How can the state of Texas possibly
take proper care of the 437 children it has removed from the polygamist sect?
Children's homes and shelters across Texas prepared to welcome 437 youngsters from a polygamist sect by turning off TVs, serving a lot of bland chicken and vegetable dishes, setting up home schools and accommodating twice-daily devotionals....
Until this month, the youths inhabited a cloistered world where they couldn't swear, curse, date, dance, watch TV, go to malls or movies, play Nintendo, or surf the Web.
They instead ate fresh food, most of it home-grown; wore long dresses and long-sleeved, buttoned-down shirts; and seldom strayed far from a secluded Eldorado ranch....
"This is a unique population that has already been through quite a bit," said Ed Knight, president of Presbyterian Children's Homes and Services, which expects 14 of the children at its Waxahachie campus. He said the agency will "bend and stretch" its policies and usual practices.
"We are not planning to integrate these children into our normal population," Mr. Knight said. "They will in fact be isolated."
And how can the state
provide appropriate legal counsel?
[The lawyers] with their clients in a corner of the crowded local coliseum. Most lawyers didn't get to talk to parents or do any investigation, as is customary. Most didn't get to see the evidence gathered by Child Protective Services, even in court....
"This is wildly different than anything I've encountered," said Betty J. Luke, a South Texas College of Law professor who works on clinical studies. She's represented children before. But this week, she's had trouble getting to sleep with the begging cries of her new 7-year-old client's last phone call echoing in her head....
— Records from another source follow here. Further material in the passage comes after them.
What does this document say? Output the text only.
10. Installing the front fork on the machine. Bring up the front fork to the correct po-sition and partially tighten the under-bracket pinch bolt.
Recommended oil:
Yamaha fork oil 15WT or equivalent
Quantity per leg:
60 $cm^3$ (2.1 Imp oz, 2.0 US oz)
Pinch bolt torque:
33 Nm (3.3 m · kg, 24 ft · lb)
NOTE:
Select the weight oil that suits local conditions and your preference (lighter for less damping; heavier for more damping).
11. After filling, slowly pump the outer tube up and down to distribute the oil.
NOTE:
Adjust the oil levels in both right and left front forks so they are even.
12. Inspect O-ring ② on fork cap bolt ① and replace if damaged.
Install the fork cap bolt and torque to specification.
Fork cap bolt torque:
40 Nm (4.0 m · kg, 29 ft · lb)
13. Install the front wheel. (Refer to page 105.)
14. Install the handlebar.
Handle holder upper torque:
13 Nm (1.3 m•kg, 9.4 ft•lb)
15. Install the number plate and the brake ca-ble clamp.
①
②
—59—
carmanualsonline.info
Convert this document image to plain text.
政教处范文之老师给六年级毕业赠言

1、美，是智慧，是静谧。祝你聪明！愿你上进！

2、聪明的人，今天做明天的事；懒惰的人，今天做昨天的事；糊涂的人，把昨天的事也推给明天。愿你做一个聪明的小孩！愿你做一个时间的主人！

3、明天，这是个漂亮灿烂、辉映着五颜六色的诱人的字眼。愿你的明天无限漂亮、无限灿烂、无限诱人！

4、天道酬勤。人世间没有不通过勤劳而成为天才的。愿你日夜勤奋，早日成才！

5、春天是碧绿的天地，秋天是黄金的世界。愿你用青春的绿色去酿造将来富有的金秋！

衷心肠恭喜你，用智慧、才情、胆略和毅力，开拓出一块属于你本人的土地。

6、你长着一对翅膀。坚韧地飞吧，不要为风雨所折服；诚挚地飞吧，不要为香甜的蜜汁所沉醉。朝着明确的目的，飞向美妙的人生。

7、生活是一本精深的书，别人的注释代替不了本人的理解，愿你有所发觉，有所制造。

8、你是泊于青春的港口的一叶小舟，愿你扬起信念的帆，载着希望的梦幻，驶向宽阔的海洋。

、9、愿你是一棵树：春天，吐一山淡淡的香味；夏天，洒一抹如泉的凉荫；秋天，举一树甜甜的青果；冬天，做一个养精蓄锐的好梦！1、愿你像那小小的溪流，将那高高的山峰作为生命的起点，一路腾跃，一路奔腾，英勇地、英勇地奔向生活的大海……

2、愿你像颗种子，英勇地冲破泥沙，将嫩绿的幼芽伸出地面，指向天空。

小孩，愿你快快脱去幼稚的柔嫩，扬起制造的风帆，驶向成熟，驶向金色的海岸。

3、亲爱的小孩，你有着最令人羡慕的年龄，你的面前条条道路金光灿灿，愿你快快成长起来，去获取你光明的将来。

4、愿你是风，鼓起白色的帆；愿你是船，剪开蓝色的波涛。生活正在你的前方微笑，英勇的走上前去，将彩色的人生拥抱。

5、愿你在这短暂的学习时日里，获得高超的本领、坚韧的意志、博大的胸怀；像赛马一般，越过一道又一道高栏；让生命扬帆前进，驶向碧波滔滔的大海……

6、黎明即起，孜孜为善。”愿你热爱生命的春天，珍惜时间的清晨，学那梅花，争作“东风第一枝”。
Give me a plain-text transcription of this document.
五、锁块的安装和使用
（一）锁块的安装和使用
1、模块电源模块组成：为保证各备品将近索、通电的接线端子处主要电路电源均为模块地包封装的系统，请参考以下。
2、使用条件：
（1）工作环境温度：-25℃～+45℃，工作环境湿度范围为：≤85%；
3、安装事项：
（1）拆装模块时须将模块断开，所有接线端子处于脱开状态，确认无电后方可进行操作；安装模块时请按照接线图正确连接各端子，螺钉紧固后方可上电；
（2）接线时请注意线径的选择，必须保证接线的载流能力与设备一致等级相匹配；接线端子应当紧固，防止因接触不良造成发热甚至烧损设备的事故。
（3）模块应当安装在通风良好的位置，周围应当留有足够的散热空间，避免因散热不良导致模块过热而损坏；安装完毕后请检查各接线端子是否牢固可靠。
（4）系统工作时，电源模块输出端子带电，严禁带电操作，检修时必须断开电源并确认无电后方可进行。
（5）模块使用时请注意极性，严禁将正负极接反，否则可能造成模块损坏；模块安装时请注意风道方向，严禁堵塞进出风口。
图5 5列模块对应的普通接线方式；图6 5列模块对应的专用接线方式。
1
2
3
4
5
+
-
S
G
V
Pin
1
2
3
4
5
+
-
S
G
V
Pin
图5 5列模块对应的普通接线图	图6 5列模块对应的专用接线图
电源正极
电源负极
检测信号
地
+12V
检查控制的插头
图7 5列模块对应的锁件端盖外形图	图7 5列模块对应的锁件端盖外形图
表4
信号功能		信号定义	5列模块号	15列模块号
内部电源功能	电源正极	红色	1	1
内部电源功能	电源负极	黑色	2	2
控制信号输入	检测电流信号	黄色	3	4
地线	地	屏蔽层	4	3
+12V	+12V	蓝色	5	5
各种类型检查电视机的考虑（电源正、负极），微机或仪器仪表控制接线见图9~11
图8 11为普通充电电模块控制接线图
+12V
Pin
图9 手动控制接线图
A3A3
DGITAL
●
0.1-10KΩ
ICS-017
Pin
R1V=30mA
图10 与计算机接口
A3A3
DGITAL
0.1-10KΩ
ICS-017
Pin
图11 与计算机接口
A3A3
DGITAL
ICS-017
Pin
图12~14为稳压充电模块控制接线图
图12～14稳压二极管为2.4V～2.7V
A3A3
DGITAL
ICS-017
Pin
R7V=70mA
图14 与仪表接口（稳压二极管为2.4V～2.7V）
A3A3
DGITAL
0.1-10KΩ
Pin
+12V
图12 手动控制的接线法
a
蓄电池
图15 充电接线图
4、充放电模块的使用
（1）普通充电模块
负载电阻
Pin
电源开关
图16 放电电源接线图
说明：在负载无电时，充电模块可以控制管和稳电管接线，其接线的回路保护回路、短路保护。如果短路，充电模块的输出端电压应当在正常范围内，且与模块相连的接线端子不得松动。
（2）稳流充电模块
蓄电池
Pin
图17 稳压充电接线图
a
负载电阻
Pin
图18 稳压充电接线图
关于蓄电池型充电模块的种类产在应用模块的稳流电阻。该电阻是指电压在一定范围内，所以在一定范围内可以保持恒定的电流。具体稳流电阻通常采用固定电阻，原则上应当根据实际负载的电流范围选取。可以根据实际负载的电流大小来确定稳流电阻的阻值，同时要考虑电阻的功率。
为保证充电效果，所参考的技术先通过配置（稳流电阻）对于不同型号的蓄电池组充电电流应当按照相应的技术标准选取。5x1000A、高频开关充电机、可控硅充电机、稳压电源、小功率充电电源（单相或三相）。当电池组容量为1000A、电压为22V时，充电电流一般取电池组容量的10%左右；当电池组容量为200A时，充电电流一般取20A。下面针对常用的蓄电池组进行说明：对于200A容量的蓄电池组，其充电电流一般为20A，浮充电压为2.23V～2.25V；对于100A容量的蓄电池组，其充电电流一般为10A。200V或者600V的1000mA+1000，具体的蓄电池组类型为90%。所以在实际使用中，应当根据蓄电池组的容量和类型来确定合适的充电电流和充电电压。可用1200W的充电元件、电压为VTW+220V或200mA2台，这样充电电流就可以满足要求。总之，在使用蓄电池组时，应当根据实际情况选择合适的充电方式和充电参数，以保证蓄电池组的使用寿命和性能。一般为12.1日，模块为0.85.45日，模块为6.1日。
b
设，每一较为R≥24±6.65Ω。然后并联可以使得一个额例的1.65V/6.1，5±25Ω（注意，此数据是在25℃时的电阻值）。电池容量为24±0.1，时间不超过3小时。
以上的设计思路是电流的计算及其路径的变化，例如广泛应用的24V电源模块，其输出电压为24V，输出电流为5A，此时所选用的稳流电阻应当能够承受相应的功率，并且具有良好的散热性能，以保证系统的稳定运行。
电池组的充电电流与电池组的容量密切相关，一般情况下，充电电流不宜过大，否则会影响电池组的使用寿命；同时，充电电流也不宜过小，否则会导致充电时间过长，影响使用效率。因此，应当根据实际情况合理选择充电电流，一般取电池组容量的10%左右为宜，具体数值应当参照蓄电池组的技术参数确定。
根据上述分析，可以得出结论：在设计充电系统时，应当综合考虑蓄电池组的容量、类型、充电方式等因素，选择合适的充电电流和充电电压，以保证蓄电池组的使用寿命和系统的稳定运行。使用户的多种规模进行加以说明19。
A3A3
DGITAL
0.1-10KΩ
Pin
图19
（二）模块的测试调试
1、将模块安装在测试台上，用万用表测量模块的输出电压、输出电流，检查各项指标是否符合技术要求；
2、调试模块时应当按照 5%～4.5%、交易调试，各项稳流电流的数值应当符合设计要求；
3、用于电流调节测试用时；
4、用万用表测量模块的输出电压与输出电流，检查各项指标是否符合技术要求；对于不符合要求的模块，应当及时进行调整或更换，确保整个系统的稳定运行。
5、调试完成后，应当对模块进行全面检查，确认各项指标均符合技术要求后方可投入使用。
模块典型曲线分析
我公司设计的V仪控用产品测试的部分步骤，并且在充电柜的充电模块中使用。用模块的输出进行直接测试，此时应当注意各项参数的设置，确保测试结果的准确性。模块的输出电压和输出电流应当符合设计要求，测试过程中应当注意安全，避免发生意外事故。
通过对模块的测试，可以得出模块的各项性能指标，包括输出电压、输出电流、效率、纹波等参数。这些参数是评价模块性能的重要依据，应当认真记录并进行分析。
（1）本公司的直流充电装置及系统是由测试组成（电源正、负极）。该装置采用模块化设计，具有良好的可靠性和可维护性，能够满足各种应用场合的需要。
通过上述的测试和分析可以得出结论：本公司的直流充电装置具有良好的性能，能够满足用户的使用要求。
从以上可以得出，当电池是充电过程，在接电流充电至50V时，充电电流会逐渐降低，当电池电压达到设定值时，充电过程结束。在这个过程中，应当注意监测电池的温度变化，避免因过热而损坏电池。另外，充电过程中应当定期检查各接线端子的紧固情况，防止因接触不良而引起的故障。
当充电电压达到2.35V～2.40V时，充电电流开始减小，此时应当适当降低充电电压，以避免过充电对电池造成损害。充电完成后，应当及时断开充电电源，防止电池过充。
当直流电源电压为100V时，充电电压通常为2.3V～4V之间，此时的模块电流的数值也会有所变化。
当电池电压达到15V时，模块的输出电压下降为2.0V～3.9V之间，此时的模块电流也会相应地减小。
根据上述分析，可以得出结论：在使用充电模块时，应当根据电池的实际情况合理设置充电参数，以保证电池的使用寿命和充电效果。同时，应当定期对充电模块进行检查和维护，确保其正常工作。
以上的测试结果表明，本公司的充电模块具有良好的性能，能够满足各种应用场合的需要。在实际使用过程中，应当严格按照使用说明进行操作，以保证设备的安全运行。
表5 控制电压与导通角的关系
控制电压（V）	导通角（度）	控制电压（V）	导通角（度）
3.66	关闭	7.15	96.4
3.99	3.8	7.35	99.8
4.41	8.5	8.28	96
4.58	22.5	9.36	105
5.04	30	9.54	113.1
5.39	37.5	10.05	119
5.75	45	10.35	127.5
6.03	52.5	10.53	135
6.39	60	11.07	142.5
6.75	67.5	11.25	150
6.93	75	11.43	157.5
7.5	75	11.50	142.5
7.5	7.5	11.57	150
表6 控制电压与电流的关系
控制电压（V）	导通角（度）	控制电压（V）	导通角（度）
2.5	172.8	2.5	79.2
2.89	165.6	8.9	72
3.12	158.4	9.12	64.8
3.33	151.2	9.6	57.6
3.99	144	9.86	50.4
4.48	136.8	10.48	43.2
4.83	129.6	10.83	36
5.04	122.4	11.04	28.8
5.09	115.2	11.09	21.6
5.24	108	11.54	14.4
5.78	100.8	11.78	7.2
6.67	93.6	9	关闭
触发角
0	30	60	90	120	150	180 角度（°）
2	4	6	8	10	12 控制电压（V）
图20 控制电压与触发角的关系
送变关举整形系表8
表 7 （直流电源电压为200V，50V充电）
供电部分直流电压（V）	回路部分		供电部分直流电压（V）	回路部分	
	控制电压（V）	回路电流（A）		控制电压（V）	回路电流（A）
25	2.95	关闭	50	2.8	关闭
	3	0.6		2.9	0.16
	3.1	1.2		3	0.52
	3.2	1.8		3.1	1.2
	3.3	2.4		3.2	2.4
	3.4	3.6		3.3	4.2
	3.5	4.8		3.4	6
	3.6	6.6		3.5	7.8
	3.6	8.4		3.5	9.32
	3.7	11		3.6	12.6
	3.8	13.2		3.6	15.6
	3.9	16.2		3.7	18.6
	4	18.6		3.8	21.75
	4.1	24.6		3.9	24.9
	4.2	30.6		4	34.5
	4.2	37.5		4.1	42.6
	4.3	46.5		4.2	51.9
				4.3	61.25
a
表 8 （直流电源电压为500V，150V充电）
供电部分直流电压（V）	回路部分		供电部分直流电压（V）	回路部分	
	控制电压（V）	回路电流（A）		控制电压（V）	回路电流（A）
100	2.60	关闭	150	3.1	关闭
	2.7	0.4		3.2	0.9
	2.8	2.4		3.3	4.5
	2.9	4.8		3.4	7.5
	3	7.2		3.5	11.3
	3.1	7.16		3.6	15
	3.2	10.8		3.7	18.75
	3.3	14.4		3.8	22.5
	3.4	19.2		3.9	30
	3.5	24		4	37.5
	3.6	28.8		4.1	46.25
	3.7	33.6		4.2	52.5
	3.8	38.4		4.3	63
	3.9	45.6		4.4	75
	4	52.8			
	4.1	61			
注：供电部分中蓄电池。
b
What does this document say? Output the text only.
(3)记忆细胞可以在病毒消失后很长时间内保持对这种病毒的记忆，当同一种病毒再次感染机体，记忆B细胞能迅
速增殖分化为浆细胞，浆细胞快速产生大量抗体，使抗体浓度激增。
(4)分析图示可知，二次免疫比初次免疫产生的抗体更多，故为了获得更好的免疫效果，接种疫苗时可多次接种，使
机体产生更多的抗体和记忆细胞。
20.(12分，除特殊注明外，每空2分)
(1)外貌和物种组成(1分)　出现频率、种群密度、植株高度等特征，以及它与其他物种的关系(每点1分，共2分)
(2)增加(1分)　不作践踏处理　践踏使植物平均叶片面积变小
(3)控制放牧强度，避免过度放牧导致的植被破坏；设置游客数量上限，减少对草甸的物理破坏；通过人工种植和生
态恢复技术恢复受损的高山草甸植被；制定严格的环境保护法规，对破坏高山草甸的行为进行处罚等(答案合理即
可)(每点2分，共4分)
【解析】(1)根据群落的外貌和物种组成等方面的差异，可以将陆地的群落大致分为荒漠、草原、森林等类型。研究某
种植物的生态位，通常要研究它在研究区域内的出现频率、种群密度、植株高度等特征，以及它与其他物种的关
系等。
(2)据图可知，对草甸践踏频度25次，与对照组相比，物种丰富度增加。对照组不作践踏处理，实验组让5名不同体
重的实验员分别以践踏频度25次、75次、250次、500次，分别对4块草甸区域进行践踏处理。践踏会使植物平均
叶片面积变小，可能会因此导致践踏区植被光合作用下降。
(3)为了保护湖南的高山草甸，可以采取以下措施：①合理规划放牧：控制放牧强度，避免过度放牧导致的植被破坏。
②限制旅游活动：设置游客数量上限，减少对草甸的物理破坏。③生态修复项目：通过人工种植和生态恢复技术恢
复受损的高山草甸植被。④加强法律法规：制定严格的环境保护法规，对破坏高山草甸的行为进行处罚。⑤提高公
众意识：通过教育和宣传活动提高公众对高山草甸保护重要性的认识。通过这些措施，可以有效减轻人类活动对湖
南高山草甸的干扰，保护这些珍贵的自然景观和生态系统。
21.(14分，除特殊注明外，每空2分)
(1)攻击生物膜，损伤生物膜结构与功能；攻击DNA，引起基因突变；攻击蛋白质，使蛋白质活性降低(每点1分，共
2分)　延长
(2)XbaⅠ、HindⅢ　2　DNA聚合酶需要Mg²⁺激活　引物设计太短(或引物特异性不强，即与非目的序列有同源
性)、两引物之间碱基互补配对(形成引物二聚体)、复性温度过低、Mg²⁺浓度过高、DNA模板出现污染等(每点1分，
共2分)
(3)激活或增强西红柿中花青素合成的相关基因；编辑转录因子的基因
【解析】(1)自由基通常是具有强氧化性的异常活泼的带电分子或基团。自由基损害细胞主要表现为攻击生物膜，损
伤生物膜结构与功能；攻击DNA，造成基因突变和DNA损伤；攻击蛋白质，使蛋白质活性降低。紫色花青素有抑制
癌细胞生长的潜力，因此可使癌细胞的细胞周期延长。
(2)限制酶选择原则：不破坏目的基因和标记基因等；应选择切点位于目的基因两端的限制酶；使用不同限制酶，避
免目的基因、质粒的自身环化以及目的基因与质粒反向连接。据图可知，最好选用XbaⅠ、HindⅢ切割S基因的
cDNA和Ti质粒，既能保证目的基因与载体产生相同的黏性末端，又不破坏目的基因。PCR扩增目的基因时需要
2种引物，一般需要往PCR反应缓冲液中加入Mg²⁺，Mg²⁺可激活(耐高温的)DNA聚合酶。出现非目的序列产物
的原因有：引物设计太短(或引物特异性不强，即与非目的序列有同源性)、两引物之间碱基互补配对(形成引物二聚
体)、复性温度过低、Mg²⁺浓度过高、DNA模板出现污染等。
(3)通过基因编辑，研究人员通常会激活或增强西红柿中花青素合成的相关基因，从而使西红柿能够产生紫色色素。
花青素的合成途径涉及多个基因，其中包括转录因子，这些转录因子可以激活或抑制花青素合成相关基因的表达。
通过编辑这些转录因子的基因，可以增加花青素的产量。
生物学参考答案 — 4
"There was no meaningful way to have my client addressed at this cattle call. ... There has been no way yet to meaningfully represent my client," said Luke, who has had trouble reaching a Texas Child Protective Services case worker....
"The biggest complaint is that each child has not had the separate 14-day hearing they are entitled to," [said lawyer Guy Choate.] "There are questions about whether to appeal, whether it would be in state court or federal court, in San Angelo or where the children wind up."
But was the state wrong
to intervene so drastically and dramatically?
"I suspect that they [the FLDS] had a whole lot of kids there without their parents," said [Carolyn] Jessop, who fled the community in 2003 with her eight children....
For several years now, children have been reassigned from one father to another and even one family to another as Warren Jeffs, the prophet of the Fundamentalist Church of Jesus Christ of Latter Day Saints, grew increasingly tyrannical, Carolyn Jessop said in an interview.
That helps explain why so many of the children are unable or unwilling to tell child protection officials who their parents are. This confusion over identities is the reason a Texas judge ordered DNA tests for all of the children and asked that parents voluntarily provide DNA samples....
And while some of the mothers have said they will do anything to get their children back, including leave the reclusive, breakaway Mormon sect, Jessop said Texas ought to require psychiatric evaluations.
"I don't think there is one of them who is stable enough to get their children back. Mind control is classed as a mental illness and a child's right to safety far exceeds a mother's rights."
"The women in this society will never protect their children. . . . They turn them over to the perpetrators."